All these patients were diagnosed with chronic pneumonia in recent years, and were classified as having moderately severe disease at the time of study enrollment. Among acute exacerbation patients, 16.3% had symptoms suggestive of viral infection, such as fever, muscle aches, and pain.

Several lung function parameters were analyzed, including the carbon monoxide diffusing capacity (DLCO), forced vital capacity (FVC), and forced expiratory volume in 1s (FEV1). DLCO measures the lungs’ ability to transfer oxygen to the bloodstream, while FVC determines the total amount of air a person is able to exhale after taking a deep breath. FEV1 indicates the volume of air that can be forcibly exhaled in one second.

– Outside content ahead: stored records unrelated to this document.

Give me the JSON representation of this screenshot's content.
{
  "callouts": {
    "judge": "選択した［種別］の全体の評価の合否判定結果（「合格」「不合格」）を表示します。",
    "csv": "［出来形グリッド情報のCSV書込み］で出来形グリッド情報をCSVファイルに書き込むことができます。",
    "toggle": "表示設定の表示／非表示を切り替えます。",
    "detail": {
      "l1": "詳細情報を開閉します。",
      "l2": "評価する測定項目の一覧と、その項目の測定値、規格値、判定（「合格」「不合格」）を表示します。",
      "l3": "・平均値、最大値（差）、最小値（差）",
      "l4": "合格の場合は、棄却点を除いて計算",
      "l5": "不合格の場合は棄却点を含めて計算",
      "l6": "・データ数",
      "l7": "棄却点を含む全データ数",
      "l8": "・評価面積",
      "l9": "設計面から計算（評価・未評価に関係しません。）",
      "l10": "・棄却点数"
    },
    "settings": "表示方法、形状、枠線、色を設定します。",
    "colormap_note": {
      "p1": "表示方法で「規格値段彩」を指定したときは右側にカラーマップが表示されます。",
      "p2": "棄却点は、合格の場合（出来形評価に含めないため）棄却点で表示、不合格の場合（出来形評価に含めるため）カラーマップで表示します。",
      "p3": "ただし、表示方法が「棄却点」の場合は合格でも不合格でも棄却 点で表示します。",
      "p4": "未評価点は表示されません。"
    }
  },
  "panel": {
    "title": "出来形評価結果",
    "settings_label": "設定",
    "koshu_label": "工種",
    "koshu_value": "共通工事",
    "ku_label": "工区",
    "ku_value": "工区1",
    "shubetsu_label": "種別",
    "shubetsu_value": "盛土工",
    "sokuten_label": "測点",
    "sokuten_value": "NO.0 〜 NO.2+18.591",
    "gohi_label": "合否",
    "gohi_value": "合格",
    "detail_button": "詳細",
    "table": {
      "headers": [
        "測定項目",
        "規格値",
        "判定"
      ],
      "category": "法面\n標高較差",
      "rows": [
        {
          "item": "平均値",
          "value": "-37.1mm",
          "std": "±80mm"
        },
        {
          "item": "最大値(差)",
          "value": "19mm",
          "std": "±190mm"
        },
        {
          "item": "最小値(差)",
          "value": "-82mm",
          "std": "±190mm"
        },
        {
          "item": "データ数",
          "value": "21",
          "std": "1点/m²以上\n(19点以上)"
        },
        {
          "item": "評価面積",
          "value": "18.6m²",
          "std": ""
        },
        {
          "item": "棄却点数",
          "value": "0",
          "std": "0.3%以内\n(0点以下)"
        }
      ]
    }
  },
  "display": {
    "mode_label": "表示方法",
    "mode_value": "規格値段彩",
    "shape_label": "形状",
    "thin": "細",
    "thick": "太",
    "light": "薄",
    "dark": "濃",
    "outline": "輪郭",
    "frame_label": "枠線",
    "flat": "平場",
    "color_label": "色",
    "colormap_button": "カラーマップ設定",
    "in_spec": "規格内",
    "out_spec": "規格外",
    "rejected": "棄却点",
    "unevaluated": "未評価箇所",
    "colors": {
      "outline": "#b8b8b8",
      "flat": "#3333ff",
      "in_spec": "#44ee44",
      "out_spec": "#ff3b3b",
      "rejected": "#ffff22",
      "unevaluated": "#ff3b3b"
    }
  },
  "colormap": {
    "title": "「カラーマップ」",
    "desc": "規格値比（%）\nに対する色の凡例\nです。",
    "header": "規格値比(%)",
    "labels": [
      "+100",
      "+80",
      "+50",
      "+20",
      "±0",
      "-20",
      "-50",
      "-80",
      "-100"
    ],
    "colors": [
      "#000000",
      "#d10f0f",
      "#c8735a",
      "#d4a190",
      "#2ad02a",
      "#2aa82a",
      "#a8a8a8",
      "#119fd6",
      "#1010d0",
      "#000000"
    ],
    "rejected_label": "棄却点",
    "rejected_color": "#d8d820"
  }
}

IPF patients with co-infections were seen to have lower FVC and DLCO values, meaning poorer lung function, compared with non-infected patients. No difference in FEV1 values was evident between the two groups.

Researchers, who followed these people for five years, also reported a significantly greater number of co-infected IPF patients dying (37.5%) during those years than non-infected patients (0%). Survival time from diagnosis also significantly differed between these groups, with non-infected patients living a median of 42.5 months and co-infected patients a median of 32.9 months.

Using statistical analysis, the researchers determined that IPF patients who had co-infections had a slightly more than eight times greater risk of death that non-infected patients.

A significant decline in FVC values — reflecting declining lung function — was seen in IPF patients with bacterial infections, viral infections, and co-infection over the study’s years compared with non-infected patients. This decline was also significantly greater in co-infected patients than in those with bacterial or viral infections only.

“These results suggest that the status of co-infection in IPF patients may be a good prognostic factor for accelerated disease progression,” the researchers wrote. They also “suggest that the use of antiviral and/or antibacterial therapies may be useful in treating disease progression in co-infected IPF patients.”

They concluded that this work “demonstrated that the coinfection is significantly associated with an enhanced risk of death by [acute exacerbation] in IPF” and supports “bacterial and viral co-infection as novel prognostic marker” in disease treatment.

Researchers highlighted that further analyses are needed to confirm these findings.